In 1936, during the Olympics in Berlin, a British delegation visited Germany. Among the visitors was a Scottish nobleman and aviator, Douglas Douglas-Hamilton, Duke of Hamilton. During his visit, Hamilton met with Albrecht Haushofer, the son of professor Karl Haushofer, who had become Hess’s advisor on foreign affairs.
A few years after that event the war broke out, and the Nazi’s dominated Western Europe. The Germans were trying to force their last enemy, the British, to surrender. Hess lost influence during the war as his service was of better use in peacetime conditions concerning bureaucracy and administration. He was slowly being replaced by the ruthless Martin Borman who was favored by Hitler.
Rudolf Hess knew he had to regain the Fuhrer’s respect, so he devised a daring and eccentric plan which undoubtedly influenced the course of events during the war. His plan was to be revealed to Hitler via a letter he left behind – once it had been implemented.

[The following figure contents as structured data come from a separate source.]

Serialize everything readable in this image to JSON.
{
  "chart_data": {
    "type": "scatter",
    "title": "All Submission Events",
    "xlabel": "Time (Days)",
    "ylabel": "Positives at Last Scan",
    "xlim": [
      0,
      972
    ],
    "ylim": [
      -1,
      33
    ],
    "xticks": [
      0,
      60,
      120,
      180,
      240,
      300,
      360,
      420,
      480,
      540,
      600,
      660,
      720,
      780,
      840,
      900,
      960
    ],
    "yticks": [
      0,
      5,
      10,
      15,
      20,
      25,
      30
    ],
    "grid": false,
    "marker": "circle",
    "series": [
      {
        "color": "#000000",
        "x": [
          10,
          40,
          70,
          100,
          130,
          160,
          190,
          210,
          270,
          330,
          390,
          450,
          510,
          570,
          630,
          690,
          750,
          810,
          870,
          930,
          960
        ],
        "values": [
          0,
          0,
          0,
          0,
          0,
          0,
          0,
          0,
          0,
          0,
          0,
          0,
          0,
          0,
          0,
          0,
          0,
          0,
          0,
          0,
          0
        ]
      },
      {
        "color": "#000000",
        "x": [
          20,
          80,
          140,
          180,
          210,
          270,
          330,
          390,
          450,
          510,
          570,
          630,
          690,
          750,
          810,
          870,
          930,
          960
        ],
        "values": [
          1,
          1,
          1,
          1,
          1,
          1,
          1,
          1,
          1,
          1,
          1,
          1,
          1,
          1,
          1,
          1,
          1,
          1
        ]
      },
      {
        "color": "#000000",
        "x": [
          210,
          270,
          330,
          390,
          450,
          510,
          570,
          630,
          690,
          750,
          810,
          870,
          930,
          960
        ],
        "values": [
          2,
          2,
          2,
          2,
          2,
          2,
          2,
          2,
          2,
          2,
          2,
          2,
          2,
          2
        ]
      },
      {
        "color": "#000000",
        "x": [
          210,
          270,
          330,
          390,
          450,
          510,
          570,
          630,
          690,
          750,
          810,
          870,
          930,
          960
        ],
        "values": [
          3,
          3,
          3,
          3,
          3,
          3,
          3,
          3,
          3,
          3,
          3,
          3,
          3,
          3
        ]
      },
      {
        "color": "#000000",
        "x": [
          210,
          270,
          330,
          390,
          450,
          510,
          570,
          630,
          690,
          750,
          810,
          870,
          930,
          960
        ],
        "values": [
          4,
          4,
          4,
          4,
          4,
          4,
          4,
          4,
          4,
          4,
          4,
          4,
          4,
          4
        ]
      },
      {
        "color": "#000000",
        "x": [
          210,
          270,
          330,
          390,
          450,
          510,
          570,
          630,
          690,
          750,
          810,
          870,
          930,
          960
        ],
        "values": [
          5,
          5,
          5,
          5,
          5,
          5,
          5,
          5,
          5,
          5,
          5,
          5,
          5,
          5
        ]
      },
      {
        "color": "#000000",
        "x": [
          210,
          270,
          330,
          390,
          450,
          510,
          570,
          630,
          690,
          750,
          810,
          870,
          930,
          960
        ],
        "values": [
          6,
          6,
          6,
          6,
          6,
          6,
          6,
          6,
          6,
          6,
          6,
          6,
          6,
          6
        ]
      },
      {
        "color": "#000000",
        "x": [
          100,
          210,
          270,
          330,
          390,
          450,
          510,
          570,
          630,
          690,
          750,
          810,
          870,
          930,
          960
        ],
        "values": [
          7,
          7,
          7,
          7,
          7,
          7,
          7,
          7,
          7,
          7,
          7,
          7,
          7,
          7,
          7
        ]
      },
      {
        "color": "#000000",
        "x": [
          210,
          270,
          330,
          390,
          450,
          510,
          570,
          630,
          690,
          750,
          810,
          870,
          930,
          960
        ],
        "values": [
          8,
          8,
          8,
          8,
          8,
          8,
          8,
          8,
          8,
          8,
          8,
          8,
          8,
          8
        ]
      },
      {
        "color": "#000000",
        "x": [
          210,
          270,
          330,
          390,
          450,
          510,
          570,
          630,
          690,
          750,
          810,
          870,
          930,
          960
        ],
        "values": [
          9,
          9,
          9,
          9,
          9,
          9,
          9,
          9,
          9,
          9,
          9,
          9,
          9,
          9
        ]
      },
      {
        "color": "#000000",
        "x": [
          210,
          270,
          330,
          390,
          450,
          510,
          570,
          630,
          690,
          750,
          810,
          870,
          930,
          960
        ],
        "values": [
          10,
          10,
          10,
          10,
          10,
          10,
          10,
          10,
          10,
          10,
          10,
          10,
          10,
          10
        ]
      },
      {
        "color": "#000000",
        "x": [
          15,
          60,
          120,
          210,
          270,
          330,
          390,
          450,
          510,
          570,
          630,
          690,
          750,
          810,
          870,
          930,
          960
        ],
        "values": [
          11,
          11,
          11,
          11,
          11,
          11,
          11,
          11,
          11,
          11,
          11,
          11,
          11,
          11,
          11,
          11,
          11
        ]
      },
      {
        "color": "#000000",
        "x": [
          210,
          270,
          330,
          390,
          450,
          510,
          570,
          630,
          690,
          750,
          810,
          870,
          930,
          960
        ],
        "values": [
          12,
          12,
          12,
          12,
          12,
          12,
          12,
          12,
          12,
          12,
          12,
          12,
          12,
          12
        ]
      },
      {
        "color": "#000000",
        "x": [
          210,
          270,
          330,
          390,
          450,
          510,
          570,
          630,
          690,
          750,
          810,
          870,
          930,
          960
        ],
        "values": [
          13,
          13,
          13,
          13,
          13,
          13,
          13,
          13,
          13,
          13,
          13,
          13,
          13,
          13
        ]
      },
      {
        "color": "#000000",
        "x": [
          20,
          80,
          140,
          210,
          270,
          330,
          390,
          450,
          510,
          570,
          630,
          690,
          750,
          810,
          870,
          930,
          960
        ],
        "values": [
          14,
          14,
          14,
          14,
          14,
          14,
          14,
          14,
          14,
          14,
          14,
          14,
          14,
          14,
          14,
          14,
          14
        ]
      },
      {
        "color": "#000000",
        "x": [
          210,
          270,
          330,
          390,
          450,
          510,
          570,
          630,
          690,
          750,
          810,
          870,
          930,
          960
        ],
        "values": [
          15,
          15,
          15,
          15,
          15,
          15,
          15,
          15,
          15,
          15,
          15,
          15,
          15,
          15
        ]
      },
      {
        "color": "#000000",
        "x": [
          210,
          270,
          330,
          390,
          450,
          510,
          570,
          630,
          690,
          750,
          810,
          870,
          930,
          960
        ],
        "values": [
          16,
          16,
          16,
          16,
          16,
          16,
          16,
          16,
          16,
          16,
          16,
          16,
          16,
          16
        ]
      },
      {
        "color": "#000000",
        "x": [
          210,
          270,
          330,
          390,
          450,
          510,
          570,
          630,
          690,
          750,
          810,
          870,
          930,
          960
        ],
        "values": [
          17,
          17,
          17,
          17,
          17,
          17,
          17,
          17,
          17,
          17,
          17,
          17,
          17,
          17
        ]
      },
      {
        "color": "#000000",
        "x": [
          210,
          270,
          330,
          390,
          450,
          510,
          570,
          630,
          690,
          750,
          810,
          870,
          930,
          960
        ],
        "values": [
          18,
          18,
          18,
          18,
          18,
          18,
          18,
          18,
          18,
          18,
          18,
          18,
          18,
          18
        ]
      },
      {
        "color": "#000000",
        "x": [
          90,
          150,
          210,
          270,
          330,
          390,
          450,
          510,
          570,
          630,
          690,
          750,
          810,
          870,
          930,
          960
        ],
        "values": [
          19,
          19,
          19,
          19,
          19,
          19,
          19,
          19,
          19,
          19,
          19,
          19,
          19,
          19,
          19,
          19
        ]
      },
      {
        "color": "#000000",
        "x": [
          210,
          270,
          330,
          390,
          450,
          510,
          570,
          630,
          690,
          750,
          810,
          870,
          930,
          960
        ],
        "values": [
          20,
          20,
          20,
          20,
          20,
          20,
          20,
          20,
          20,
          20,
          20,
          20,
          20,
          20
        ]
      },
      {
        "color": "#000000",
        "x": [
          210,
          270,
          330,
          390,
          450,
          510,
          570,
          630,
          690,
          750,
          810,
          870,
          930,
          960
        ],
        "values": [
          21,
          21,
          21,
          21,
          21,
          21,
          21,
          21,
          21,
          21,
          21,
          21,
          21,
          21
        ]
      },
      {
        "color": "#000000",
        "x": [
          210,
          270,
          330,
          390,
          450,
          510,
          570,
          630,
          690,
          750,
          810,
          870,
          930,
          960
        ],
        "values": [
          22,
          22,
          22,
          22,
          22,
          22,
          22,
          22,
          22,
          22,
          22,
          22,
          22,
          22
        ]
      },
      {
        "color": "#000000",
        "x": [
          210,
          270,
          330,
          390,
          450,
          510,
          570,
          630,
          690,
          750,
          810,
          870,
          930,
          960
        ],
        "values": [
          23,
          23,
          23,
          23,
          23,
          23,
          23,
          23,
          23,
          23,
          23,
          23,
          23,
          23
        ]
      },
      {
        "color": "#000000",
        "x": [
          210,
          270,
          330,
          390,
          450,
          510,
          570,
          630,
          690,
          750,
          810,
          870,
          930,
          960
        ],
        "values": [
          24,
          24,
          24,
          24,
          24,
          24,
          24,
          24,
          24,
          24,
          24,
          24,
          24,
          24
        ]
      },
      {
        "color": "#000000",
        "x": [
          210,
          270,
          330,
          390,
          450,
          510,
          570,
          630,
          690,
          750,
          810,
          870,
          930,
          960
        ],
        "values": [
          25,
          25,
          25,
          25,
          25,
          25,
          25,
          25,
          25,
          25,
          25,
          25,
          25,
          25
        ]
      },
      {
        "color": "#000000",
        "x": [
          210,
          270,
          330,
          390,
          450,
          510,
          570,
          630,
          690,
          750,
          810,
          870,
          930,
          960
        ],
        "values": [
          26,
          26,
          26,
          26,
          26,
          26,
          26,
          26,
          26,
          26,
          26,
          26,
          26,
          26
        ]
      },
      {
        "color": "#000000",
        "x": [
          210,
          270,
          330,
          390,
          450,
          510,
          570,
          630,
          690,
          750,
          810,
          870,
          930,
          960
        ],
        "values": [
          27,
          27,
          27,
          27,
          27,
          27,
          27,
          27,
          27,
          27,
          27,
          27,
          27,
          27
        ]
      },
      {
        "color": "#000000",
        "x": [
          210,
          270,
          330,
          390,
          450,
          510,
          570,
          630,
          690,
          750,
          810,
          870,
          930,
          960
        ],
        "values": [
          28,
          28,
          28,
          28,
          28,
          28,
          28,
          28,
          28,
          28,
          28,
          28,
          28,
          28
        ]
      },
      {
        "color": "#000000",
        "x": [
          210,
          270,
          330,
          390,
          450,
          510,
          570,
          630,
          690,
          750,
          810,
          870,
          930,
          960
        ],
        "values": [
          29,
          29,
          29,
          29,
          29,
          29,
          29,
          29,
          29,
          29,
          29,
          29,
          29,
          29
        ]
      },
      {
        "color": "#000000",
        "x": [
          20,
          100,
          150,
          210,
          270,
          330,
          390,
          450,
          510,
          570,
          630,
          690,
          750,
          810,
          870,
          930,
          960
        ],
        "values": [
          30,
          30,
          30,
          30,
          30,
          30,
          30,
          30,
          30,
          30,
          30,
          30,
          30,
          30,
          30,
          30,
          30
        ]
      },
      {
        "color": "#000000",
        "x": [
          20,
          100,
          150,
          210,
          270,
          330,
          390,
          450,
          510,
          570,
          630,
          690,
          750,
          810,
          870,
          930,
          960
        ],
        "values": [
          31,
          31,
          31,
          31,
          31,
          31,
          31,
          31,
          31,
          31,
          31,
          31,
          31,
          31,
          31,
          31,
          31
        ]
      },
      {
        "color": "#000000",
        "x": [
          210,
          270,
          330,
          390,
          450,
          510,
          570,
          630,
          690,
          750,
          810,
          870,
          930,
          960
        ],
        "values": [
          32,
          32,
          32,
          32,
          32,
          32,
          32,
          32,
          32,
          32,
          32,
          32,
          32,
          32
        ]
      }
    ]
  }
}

The plan was to fly to Britain, find the Duke of Hamilton and start negotiating a secret peace treaty that would neutralize Britain from the war. That would then enable Hitler to focus all of his resources on the invasion of the Soviet Union which was scheduled for spring 1941. Hess believed that after the encounter with Haushofer, Hamilton became sympathetic towards Nazi policy.
He wanted to convince the British that it was possible to develop spheres of interest and fight against Bolshevism through a non-aggression pact. Hess wanted to achieve an agreement that would leave continental Europe to Germany, while all British colonies would be left outside the interests of the Third Reich.
Hess finished his pilot training, and on May 10, 1941, he took off in secret, hoping to avoid the British radars. He was spotted by several stations in northern England and by the Spitfires of the 72nd Squadron, RAF, patrolling the coast. His plane ran out of fuel, so he ejected while being pursued by the RAF. On landing, he injured his leg and was then captured in Eaglesham, south of Glasgow, Scotland.
He claimed, using a false name, that he was to meet the Duke of Hamilton. His statement compromised Hamilton’s political career for he was suspected of treason. It was later revealed that Hamilton had never even met Hess during his stay in Germany and his name was cleared.
Hitler regarded Rudolf Hess’s action as treason, for he had absolutely no intention of making peace with the British. Goebbels participated in a propaganda campaign which denounced Hitler’s association with Hess. Members of Rudolf Hess’s staff were arrested. Among them were hundreds of astrologers, faith healers, and occultists who were all part of Hess’s clique, as he was deeply involved with all kinds of superstition. Martin Borman became Deputy Fuhrer, and he held that role until the end of the war.
Meanwhile, Hess was in custody in Britain. He spent the rest of the war imprisoned in a mansion in Surrey where he was treated well but was forbidden to read the newspapers or listen to the radio. He was given psychiatric treatment and was diagnosed as suffering from hypochondria and paranoia.
After the war, he went on trial in Nuremberg and was sentenced to life in prison which he spent in Spandau Prison, Germany.